Da esquerda para a direita: Raphael Cabral, André Rios e Roberto Santa Rosa / Imagem: Acervo pessoal

'S.O.S. Veteranos'

Diante da solidão que se impõe aos inativos por invalidez, muitos buscam apoio em redes sociais ou grupos de WhatsApp – como o "S.O.S. Veteranos", que tem quase 80 ex-policiais afastados permanentemente. São cegos, amputados, lesionados na cabeça, tetraplégicos e paraplégicos, diz André Rios.

"As interações são importantes porque as pessoas ficam muito sozinhas", diz. "No início, ficam totalmente perdidas. Não sabem como proceder. Estão entrando em um mundo novo. Quem é solteiro acha que nunca mais vai arrumar mulher, quem é casado teme pelo futuro do relacionamento. Mas quando veem os outros casos, entendem que há vida após o ferimento. Veem que dá para encarar."

Rios, Cabral e Vaz não perderam o orgulho da profissão, mas mudaram, cada um à sua maneira, seu olhar sobre a atividade policial no Rio.

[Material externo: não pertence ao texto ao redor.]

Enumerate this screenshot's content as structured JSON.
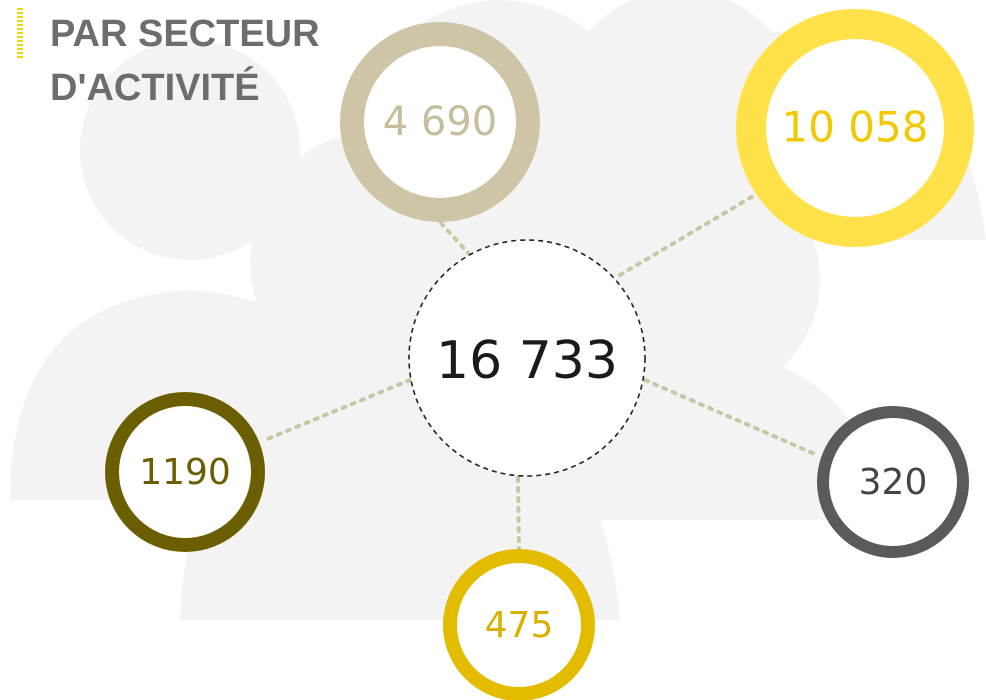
{
  "header": {
    "title_lines": [
      "PAR SECTEUR",
      "D'ACTIVITÉ"
    ]
  },
  "center": {
    "label": "16 733"
  },
  "nodes": [
    {
      "label": "4 690"
    },
    {
      "label": "10 058"
    },
    {
      "label": "1190"
    },
    {
      "label": "475"
    },
    {
      "label": "320"
    }
  ]
}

"É uma guerra muito injusta. A polícia não tem subsídios, não tem material humano nem bélico para viver essa guerra. Estamos em guerra, mas ninguém assume", diz Rios.

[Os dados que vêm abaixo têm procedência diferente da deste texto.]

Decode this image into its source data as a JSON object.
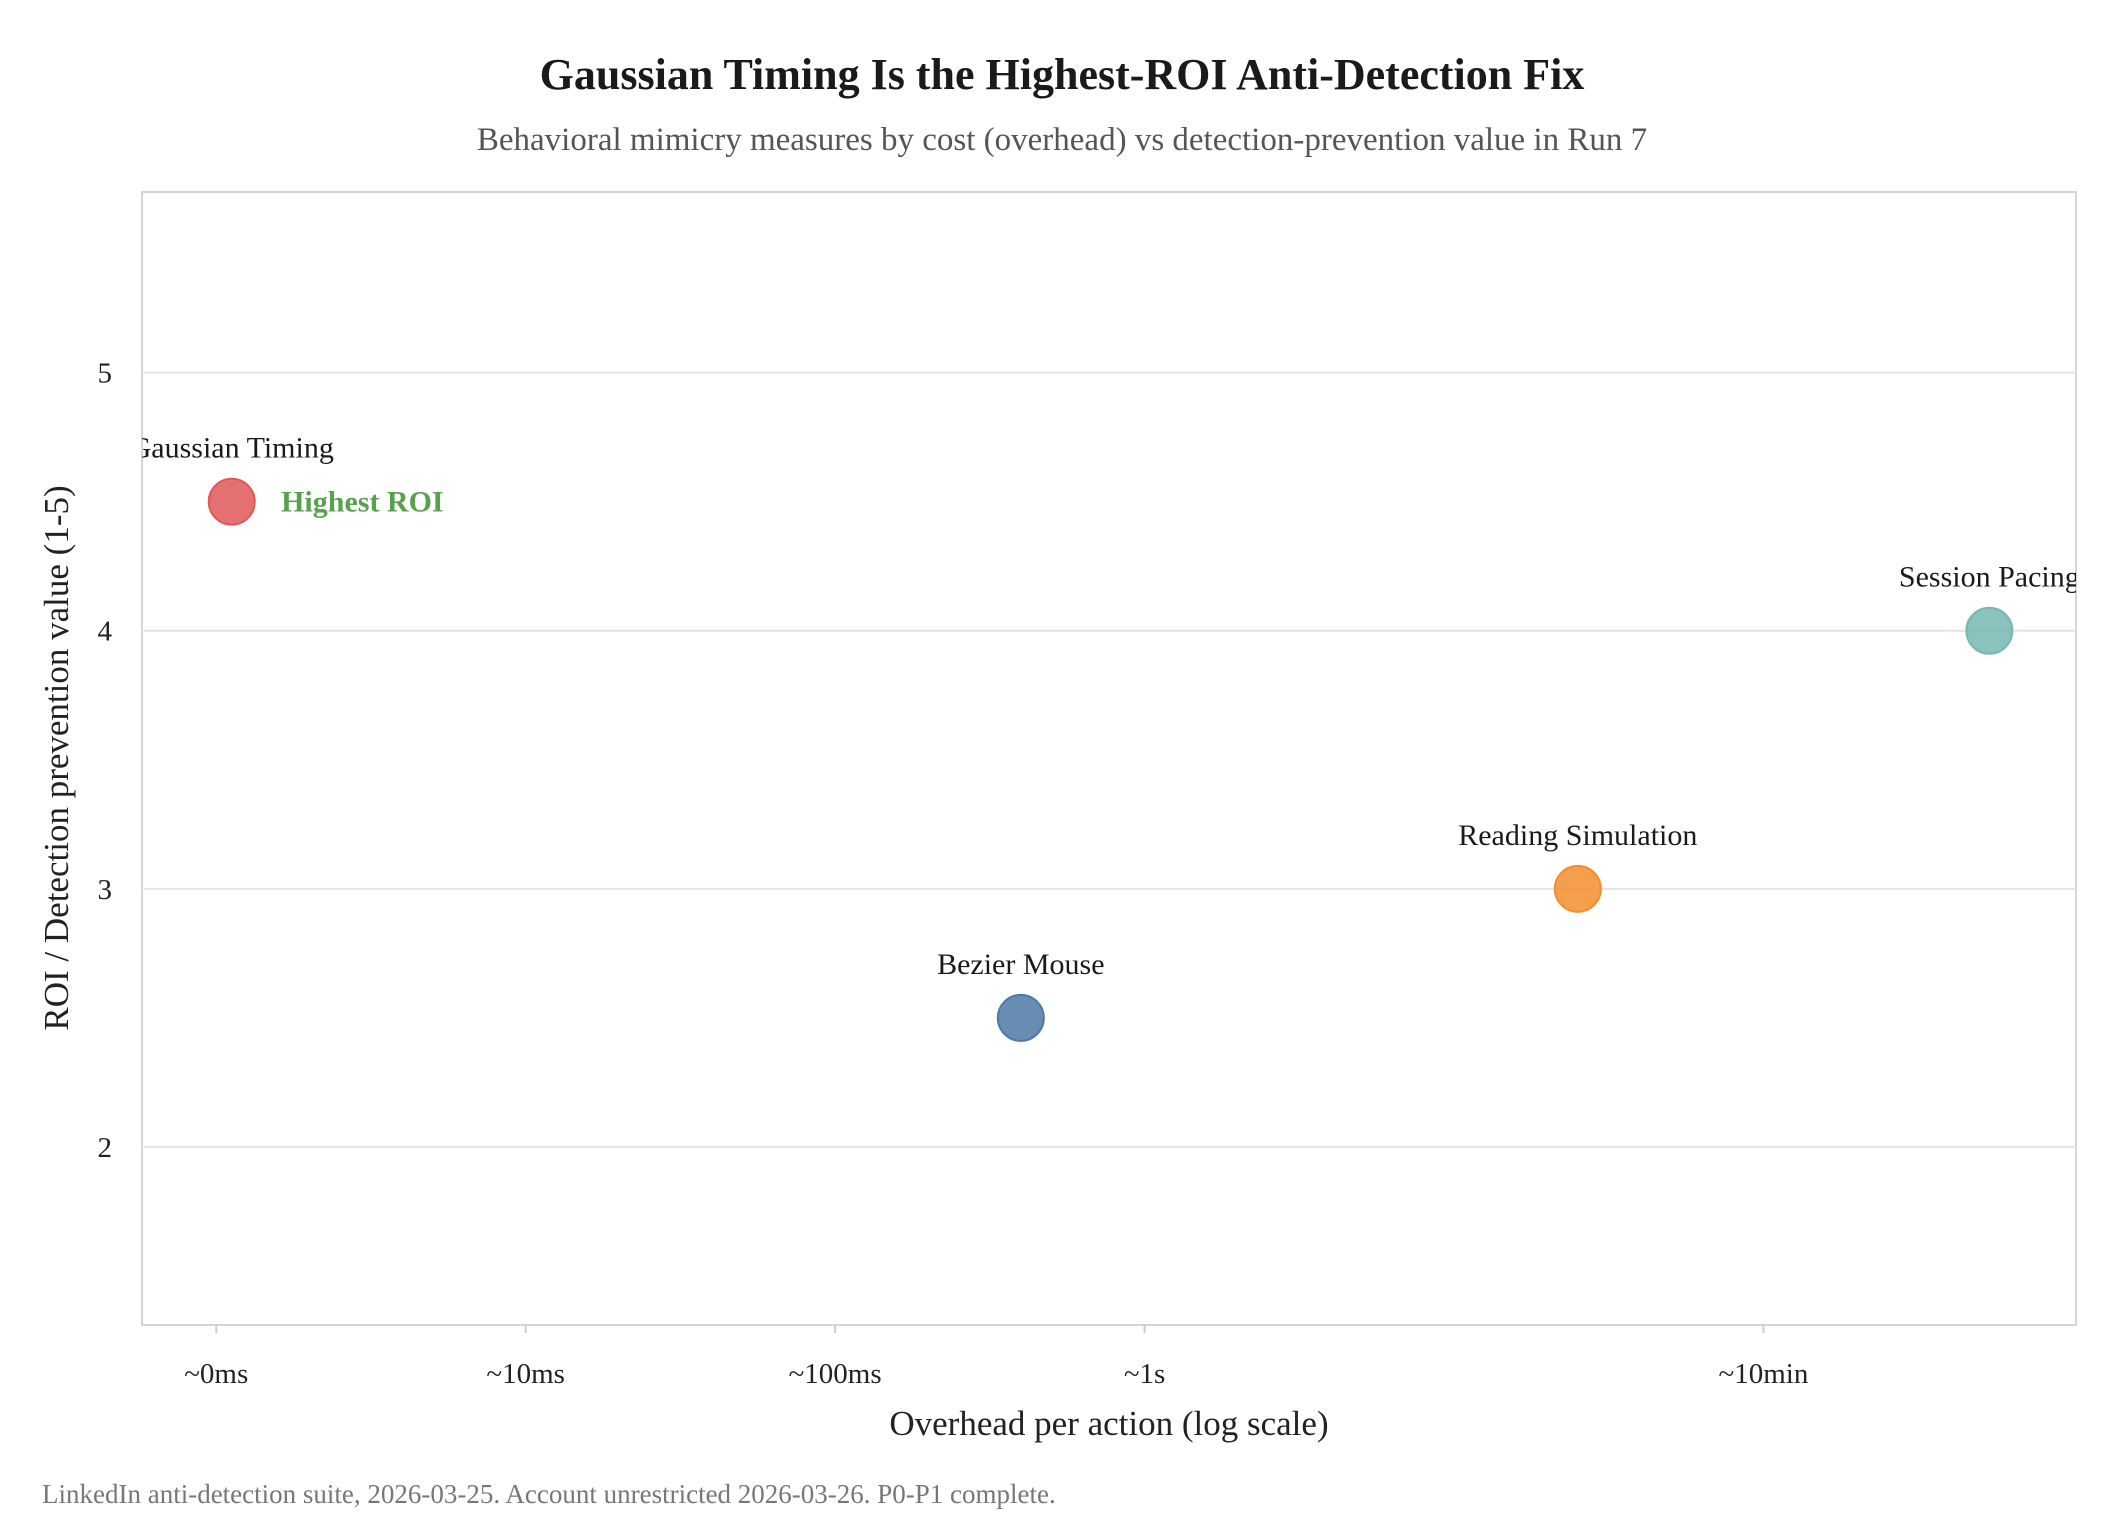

Vaz sente mágoa em relação a um Estado que "não dá condições para a polícia trabalhar" e "não dá subsistência" quando policiais ficam em estado como o dele. Aos mais jovens, aconselharia não entrar para a polícia. "A sociedade é hipócrita, não merece os policiais que tem. São homens guerreiros que dão sua vida para ela. As pessoas não os reconhecem."

Já Cabral diz ter desistido do Brasil. Depois de ter a perna amputada, passou por três outras situações de "quase-morte" – incluindo a fuga de um arrastão na avenida Brasil, e disparos contra seu carro ao entrar em uma favela por engano seguindo indicações do GPS. Agora, faz planos de sair do Brasil com a família. Para ele, ficar é estar "na fila da morte".

"O meu filho de 4 anos repete diariamente que quer ser policial. Apesar de eu ser apaixonado pela PM, não o incentivo. Ele pode ser policial em outro país", diz Cabral. "Essa sociedade não merece o trabalho do policial. Não sabe o preço que nós pagamos."